Bei einem Salonabend im SYIM stellte Lehrerin Dagmar Sommer die Jean-Paul-Schule in Kassel vor. In der Förderschule werden circa 200 Kinder mit besonderem Förderbedarf unterrichtet. Die Klassen sind kleiner als an Regelschulen, die Lehrkraft wird von bis zu drei weiteren Betreuern in der Klasse unterstützt. Die Schule geht über 12 Klassen, am Ende sind unterschiedliche Abschlüsse und auch Berufsausbildungen möglich; manche Kinder schaffen den Haupt- oder Realschulabschluss, manche später auch das Abitur.
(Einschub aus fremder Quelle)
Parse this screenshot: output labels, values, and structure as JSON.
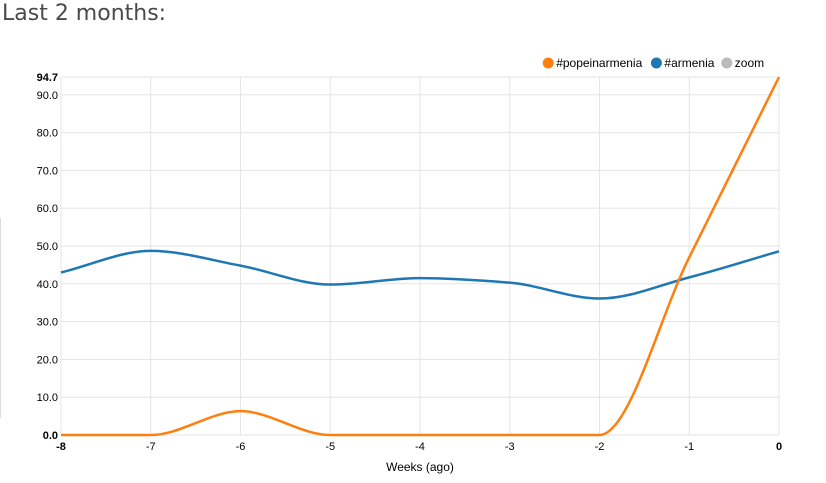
{
  "page": {
    "heading": "Last 2 months:"
  },
  "legend": [
    {
      "label": "#popeinarmenia",
      "color": "#ff7f0e",
      "interactive": true
    },
    {
      "label": "#armenia",
      "color": "#1f77b4",
      "interactive": true
    },
    {
      "label": "zoom",
      "color": "#bbbbbb",
      "interactive": true
    }
  ],
  "chart_data": {
    "type": "line",
    "title": "",
    "xlabel": "Weeks (ago)",
    "ylabel": "",
    "x": [
      -8,
      -7,
      -6,
      -5,
      -4,
      -3,
      -2,
      -1,
      0
    ],
    "xticks": [
      -8,
      -7,
      -6,
      -5,
      -4,
      -3,
      -2,
      -1,
      0
    ],
    "xtick_labels": [
      "-8",
      "-7",
      "-6",
      "-5",
      "-4",
      "-3",
      "-2",
      "-1",
      "0"
    ],
    "xlim": [
      -8,
      0
    ],
    "yticks": [
      0,
      10,
      20,
      30,
      40,
      50,
      60,
      70,
      80,
      90,
      94.7
    ],
    "ytick_labels": [
      "0.0",
      "10.0",
      "20.0",
      "30.0",
      "40.0",
      "50.0",
      "60.0",
      "70.0",
      "80.0",
      "90.0",
      "94.7"
    ],
    "ylim": [
      0,
      94.7
    ],
    "grid": true,
    "legend_position": "top-right",
    "series": [
      {
        "name": "#popeinarmenia",
        "color": "#ff7f0e",
        "values": [
          0,
          0,
          6.3,
          0,
          0,
          0,
          0,
          47.0,
          94.7
        ]
      },
      {
        "name": "#armenia",
        "color": "#1f77b4",
        "values": [
          43.0,
          48.7,
          44.8,
          39.8,
          41.5,
          40.3,
          36.1,
          41.7,
          48.6
        ]
      }
    ]
  }
}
Die Kinder sind – aus unterschiedlichen Gründen – im Lernen stark beeinträchtigt. Somit müsse man erst die Voraussetzungen schaffen, dass die Kinder überhaupt Lernstoff aufnehmen können, sagte Dagmar Sommer. Dabei setze man auf immer wiederkehrende Abläufe, auf klare Grenzen, auf viel Bewegung und vor allem: auf einen unmittelbaren menschlichen Kontakt. Nur so sei schulisches Lernen für diese Kinder überhaupt möglich. Da Regelschulen damit oft überfordert sind, nimmt die Jean-Paul-Schule auch in Zeiten der Inklusion eine wichtige Rolle ein.